My sweet Louie,
Today is six months since you passed away and I thought it would be easy to continue to share you on social media the way I had been. Turns out, it's not. It's hard to go through your photos and know you're not here. To know that there will never be a "new" photo of you again. It hurts my heart. I know that you're happy wherever you are, that you might even be guarding your yard as you used to do so well. I know that no human will ever lose your trust again and I know that my life will be forever changed because of you.
I got a new phone last month; it takes glorious photos. I can only imagine how annoyed you would be with me. And this one is SO MUCH better than the previous one. Maybe so that you wouldn't get annoyed because I can zoom in so far and you could keep your usual distance, although you know I love the up close and personal pictures. I bet I could even get a picture of your bottom tooth that I'm pretty sure was missing.
Instead, there are no new photos of you. My camera rarely gets used anymore. I did get a few photos of Tabs, he's been stopping by. He's been sleeping on the back patio chair. I think you both love that back patio, you below and him above it. I think he misses you too, but you know him, he's always been the outcast just hanging around. I feed him occasionally, I know you would have if you were here. I noticed when you'd leave a little behind for him. I consider him yours, is that weird? He's the only one I seen you try to protect multiple times, the others you'd just let them fight it out.
Maybe with the cold weather coming on I'll see if Lynn and Ben still have the crate that you used to curl up in. I gave it to them thinking Pippa and Isabelle might use it, they don't so I told them they could do whatever with it. I might be able to put a couple blankets in it for him, maybe even keep it off the ground on the patio couch. What do you think about that? You think he might like it, or do you think one of the other cats will kick him out? I still have all your blankets in a stack, even the one you went the hospital with, I had to wash that one though. I think they thought I was crazy when I asked for it back, but I couldn't just leave it there with them.
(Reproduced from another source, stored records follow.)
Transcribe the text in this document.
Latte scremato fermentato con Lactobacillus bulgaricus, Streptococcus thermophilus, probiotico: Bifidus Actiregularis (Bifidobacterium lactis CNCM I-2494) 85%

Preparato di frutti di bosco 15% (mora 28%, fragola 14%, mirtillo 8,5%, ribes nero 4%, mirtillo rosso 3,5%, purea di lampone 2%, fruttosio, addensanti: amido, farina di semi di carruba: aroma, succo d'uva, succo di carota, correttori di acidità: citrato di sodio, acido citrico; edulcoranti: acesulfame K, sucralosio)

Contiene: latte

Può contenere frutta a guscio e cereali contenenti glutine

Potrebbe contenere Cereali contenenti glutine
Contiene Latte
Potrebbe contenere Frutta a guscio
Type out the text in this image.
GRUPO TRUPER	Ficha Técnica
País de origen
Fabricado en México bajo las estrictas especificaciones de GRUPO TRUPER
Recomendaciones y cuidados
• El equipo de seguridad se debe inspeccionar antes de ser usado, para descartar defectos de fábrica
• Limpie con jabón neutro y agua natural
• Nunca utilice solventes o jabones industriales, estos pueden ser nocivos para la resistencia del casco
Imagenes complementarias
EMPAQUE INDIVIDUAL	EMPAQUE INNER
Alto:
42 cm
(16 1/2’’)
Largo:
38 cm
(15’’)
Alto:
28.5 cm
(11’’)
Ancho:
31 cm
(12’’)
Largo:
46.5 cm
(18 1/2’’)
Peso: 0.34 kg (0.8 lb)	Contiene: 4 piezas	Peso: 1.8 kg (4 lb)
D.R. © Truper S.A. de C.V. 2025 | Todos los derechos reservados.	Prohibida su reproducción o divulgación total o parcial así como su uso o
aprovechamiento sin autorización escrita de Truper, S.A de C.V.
I miss you so much and so do so many others. Probably not to my extent because they weren't physically around you like I was, but their hearts hurt too. Google likes to show me memories of you all the time because for three years, you were my world. You still are. I'm glad I shared you when Tish suggested it, it keeps you here. I thought it would be nice to have others keep memories of their pets too, so I started making journals. My latest one isn't about making memories but will hopefully help people grieve their loss of those fabulous memories. It's a letter writing journal, kind of like this, only on paper. Hopefully it will help at least one person with their grief.
It's on Amazon and of course you're included in all of them: You were my favorite hello and my hardest goodbye - Letters to the rainbow bridge: A 6x9 pet grieving journal https://a.co/d/8IfgP6u
I want to continue to share you, I just don't know how I can do it without you. You were the best dog a person could ask for, even without the cuddles. Everyone kept asking if I was thinking of getting another dog or fostering, the truth is that I don't plan on it. I wasn't planning on you, we just found each other. I know at some point another animal might be in my life, not the way you were. I think that I just still need time to process everything.
I'll write again soon, keep you posted on all the new things going on here. I love you bubba.